A column printed in the Oct. 9 Sarasota Herald Tribune takes a cheap shot at the Florida Solar Energy Industries Association. FlaSEIA is the brave solar energy group that has stood firm in its support for using revenues from oil drilling in Florida to help protect and sustain efforts to promote the use of solar energy in the Sunshine State.
The column accuses the solar energy group of taking "money, not a principled stand."
Well, while the writer argues his position passionately he must not be aware the some of the leading environmental groups have used money from oil and natural gas to further their own objectives.
Yes, that's right. Environmental groups have benefited from oil and gas revenues.

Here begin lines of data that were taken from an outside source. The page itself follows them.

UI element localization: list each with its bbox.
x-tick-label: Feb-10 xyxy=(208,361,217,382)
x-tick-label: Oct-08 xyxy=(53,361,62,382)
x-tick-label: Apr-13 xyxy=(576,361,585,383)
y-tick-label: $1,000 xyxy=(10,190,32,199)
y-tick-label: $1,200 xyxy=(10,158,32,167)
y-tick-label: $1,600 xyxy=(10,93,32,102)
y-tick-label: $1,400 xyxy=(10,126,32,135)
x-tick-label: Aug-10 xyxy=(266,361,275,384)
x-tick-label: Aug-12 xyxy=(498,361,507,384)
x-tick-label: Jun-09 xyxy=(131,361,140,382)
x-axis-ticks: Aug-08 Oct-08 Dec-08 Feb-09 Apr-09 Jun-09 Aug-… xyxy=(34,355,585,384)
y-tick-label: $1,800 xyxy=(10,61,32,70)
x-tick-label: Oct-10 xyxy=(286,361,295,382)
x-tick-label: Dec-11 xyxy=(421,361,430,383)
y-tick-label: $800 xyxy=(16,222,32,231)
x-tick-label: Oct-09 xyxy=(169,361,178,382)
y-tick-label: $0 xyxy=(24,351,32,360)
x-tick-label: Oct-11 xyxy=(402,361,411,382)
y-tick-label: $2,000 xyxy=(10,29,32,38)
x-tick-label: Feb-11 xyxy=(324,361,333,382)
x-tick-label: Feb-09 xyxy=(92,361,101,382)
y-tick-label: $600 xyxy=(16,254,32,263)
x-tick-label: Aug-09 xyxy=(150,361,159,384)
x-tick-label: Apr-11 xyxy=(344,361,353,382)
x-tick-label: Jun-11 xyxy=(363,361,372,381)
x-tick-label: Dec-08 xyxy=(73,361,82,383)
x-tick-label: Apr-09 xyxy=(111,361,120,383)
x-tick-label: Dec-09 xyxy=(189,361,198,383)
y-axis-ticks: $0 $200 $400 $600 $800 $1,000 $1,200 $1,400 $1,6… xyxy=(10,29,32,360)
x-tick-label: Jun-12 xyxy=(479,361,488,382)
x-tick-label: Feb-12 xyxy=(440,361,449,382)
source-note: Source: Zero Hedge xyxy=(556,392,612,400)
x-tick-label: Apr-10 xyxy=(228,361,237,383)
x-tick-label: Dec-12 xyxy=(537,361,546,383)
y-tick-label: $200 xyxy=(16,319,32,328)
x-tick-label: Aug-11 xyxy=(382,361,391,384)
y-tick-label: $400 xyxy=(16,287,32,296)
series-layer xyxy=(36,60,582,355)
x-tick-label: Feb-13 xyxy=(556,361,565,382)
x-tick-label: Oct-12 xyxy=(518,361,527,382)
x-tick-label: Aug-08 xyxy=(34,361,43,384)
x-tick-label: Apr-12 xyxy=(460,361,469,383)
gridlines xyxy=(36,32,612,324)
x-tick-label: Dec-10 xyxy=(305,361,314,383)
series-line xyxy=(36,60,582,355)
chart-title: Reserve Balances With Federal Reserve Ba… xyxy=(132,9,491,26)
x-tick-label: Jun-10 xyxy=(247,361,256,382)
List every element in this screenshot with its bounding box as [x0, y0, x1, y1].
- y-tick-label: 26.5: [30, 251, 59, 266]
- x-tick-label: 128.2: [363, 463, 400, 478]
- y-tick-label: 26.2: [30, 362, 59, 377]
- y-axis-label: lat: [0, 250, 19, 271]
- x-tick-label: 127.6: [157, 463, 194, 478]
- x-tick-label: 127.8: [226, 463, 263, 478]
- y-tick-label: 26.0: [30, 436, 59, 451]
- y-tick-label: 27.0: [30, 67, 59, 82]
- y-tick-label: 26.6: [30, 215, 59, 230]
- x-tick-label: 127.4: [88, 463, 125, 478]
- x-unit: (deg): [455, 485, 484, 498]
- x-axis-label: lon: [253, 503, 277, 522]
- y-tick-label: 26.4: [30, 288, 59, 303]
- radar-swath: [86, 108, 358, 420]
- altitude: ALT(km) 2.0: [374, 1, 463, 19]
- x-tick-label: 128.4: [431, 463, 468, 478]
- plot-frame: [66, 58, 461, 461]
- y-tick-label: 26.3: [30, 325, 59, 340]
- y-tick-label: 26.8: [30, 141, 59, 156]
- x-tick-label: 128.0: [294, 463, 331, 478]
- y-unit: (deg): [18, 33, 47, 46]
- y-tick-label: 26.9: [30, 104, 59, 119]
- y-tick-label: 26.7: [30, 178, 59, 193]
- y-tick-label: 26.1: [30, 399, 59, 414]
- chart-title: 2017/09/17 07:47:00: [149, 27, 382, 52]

In an article written for the Independent Review in 2001, Dwight R. Lee, a noted University of Georgia economics professor, details how some in the environmental community have put oil and natural gas revenue to work to help meet their goals.
Background on Oil and Gas Drilling on Audubon Society Land
In regards to oil and natural gas drilling that has occurred on Audubon Society land, in the article Professor Lee says:
"For example, the Audubon Society owns the Rainey Wildlife Sanctuary, a 26,000-acre preserve in Louisiana that provides a home for fish, shrimp, crab, deer, ducks, and wading birds, and is a resting and feeding stopover for more than 100,000 migrating snow geese each year. ... Besides being ideally suited for wildlife, the sanctuary contains commercially valuable reserves of natural gas and oil, which attracted the attention of energy companies when they were discovered in the 1940s. Clearly, the interests served by fossil fuels do not have high priority for the Audubon Society. No doubt, the society regards additional petroleum use as a social problem rather than a social benefit. Of course, most people have different priorities: they place a much higher value on keeping down the cost of energy than they do on bird-watching and on protecting what many regard as little more than mosquito-breeding swamps. One might suppose that members of the Audubon Society have no reason to consider such “antienvironmental”values when deciding how to use their own land. Because the society owns the Rainey Sanctuary, it can ignore interests antithetical to its own and refuse to allow drilling. Yet, precisely because the society owns the land, it has been willing to accommodate the interests of those whose priorities are different and has allowed thirty seven wells to pump gas and oil from the Rainey Sanctuary. In return, it has received
royalties of more than $25 million (Baden and Stroup 1981; Snyder and Shaw 1995)." (Source: Dwight R. Lee, The Independent Review, v. VI, Fall 2001, pages 218-219)
Background on How Oil and Gas Drilling Has Benefited Nature Conservancy
Professor Lee's article also explains how oil and gas drilling has boosted efforts of The Nature Conservancy to protect a threatened bird in Texas.
"Thanks to a gift from the Mobil Oil Company, the Nature Conservancy of Texas owns the Galveston Bay Prairie Preserve in Texas City, a 2,263-acre refuge that is home to the Attwater’s prairie chicken, a highly endangered species (once numbering almost a million, its population had fallen to fewer than ten by the early 1990s). The conservancy has entered into an agreement with Galveston Bay Resources of Houston
and Aspects Resources, LLC, of Denver to drill for oil and natural gas in the preserve. Clearly some risks attend oil drilling in the habitat of a fragile endangered species, and the conservancy has considered them, but it considers the gains sufficient to justify bearing the risks. According to Ray Johnson, East County program manager for the Nature Conservancy of Texas, “We believe this could provide a tremendous opportunity to raise funds to acquire additional habitat for the Attwater’s prairie chicken, one of the most threatened birds in North America.” Obviously the primary concern is to protect the endangered species, but the demand for gas and oil is helping achieve that objective. Johnson is quick to point out, “We have taken every precaution to minimize the impact of the drilling on the prairie chickens and to ensure their continued health and safety.” (see statement at http://texasnature.org/news/pressr10.htm). (Source: Dwight R. Lee, The Independent Review, v. VI, Fall 2001, pages 220-221)
According to an article in the Los Angeles Times, the conservancy lauded its "chicken preserve cum petroleum patch" as a "harmonious mixture of commerce and conservation."
"Maybe it's time we all took a walk in the oilman's shoes," Niki McDaniel, spokesman for the Texas Nature Conservancy said in the Times story. "We believe the opportunity we have in Texas City to raise significant sums of money for conservation is one we cannot pass up, provided we are convinced we can do this drilling without harming the prairie chickens and their habitat. And we are convinced."
Yes, commerce can coexist with conservation. Florida's leading solar energy group smartly sees the opportunity in the Sunshine State in the same light.
As Florida weighs drilling in its waters to generate jobs and badly needed money, the time has come for others to recognize our state's oil reserves as a valuable natural resource that can be used to promote renewable energy while funding other state priorities.